Poppie, "I do have a Dad that helped make me who I am."

Poppie was a lost boy when I meant him at 19. He had been lost and looking to find himself most of his life. His parents knew each other for about two weeks when they married and had him nine months later. They separated when he was 4 months old, never really saw each other again and were divorced by the time Poppie was two. He and his mother returned home to her families farm. They lived on the last quarter section of land they had owned for three generations. They had, as a family migrated to their land from back east and his great uncle had actually been the first white child born in the county their land was in, so they had been there along time. They did not have electricity or indoor plumbing even thought they lived in an area where the neighbors had had it for generations. Poppie was potty trained with an outhouse and a slop bucket. His mother sort of brought him home to her parents and left him there with them and his bachelor uncle. She actually left him for over a year when he was eight and went to Arizona, when she returned she had a baby that she gave away to a cousin. She had a life to live and he was in the way. His grandparents loved him but in some ways let their resent of his mothers ways reflect on him. They were both in their seventies. The year Poppie turned 10 the cellar door fell on his grandfather and punctured his lung. He died a short time later in the hospital. Poppie got a new stepfather and went from living with his grandparents to his mother and her new husband. The husband liked to beat on Poppie, two weeks after the wedding Poppie got a half brother and 16 months later a half sister. Poppies grandmother died of a broken heart around the same time. Poppies stepdad had no extra money to take care of a kid that wasn't his.

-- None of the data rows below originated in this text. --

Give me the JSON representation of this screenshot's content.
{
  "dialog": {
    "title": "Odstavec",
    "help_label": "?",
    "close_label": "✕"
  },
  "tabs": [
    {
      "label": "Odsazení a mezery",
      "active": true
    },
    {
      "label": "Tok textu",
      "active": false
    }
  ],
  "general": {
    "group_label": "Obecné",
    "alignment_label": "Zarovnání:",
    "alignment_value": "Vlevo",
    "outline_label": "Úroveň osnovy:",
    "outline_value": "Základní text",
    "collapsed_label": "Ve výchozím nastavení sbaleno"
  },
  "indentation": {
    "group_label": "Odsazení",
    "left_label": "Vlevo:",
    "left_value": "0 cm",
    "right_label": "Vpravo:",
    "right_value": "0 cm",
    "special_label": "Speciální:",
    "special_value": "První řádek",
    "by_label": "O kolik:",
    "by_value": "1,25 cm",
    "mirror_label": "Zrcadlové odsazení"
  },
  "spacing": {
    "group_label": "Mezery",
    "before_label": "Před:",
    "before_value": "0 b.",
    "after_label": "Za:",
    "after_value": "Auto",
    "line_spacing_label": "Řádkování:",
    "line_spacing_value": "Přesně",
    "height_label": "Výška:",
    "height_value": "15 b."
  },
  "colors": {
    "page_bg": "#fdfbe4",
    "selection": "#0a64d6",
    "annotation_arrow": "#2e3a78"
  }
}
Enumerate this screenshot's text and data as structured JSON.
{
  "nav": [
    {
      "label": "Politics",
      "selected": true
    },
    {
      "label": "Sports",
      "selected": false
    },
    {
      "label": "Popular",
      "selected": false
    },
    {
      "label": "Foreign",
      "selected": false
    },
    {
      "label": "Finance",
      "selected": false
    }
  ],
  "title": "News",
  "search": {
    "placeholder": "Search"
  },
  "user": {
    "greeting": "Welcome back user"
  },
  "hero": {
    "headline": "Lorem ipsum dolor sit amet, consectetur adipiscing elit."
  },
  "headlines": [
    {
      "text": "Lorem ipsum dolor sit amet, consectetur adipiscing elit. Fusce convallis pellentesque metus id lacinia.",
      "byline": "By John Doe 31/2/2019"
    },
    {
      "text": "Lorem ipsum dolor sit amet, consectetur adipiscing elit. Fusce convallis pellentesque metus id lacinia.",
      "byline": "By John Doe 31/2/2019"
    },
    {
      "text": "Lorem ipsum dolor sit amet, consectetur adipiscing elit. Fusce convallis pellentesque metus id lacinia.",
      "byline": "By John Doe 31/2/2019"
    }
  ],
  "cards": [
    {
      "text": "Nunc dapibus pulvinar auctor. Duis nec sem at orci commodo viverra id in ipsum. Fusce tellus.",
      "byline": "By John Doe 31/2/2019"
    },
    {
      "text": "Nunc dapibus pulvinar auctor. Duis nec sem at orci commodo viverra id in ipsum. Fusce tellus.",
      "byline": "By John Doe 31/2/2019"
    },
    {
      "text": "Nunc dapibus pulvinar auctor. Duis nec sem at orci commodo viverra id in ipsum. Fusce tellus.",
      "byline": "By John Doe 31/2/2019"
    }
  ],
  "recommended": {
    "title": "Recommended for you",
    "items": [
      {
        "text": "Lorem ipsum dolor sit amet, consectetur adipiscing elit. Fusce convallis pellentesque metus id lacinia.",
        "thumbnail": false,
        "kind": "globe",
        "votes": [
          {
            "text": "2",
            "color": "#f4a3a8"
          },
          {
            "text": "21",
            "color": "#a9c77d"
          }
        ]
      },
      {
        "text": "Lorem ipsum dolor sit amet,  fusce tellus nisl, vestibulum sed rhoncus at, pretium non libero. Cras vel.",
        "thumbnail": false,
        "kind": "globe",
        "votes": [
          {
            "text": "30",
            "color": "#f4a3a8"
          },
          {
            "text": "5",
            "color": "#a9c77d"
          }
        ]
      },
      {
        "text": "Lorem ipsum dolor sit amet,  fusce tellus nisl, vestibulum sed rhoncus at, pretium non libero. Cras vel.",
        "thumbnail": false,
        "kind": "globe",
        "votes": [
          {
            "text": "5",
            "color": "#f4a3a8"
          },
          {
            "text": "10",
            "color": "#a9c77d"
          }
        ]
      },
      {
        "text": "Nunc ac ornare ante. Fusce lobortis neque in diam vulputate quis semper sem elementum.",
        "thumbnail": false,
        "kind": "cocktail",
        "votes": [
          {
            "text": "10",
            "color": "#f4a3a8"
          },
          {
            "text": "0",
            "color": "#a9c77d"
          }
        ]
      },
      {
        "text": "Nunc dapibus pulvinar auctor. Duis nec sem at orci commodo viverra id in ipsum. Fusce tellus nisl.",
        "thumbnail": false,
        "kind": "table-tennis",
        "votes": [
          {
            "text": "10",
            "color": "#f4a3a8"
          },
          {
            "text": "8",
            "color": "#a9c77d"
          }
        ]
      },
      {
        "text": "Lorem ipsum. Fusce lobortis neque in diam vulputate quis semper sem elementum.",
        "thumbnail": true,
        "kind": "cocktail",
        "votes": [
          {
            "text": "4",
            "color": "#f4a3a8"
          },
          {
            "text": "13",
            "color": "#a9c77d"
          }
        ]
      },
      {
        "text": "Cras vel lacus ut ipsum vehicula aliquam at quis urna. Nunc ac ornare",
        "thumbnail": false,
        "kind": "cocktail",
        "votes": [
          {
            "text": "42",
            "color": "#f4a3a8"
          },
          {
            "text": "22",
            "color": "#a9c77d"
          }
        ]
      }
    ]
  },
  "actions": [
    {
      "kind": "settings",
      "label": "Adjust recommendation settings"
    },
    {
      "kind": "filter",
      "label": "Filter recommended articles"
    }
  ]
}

Poppie lived on scraps that were left over. Poppie actually fell out of the back of the pickup one time and they didn't take him to the hospital until he hadn't woken up for a whole day, he  had a fractured skill and had gravel in his back. Poppie made his escape when he turned 16 and got to enroll in job corp, he hadn't been in school since he was a freshman, as he had no clothes to wear to school. Poppie was a shy, reclusive child and Poppie never got angry at anyone or anything, it wasn't allowed.

I meant Poppie when I joined the YACC program in 1979, the moment I saw him I knew I would marry him, I think it was the lost scruffy puppy look that first drew me. He came around to the realization in the spring of 1980. We have been married 31 years this March. Shortly after we were married I found his dad for him, we got to meet him as he passed through are town in 1981, he was a truck driver and always on the road. In 1989 we spent a week with him and his fourth wife. She is a wonderful person and as we really got to know them both the same week was of equal importance in Poppies life. Two weeks after Poppie's accident with the tree his father called him and told him he was just diagnosed with terminal cancer. Poppie was still in bed when his father died two weeks later. He felt sadness for the friend that his father had become to him. His father never understood that Poppie couldn't feel a father son relationship for his dad, he didn't know what a father was and his father hadn't been that in his life. Shortly after his fathers dead Poppie was lamenting his father and said," you know he was never my father, however I did have one." I said "Oh?" He said "yes, your father is a close as I ever had."

Poppie had the knowing of it. My dad does treat him with all the love he has given all of his children, 12 plus the 8 in laws. Grandpa taught him things all along and helped him become the sensitive loving man he is today. Grandpa stood up for him and loved him as one of his own. I am glad Poppie has a dad. We all deserve one and some of us get really good time.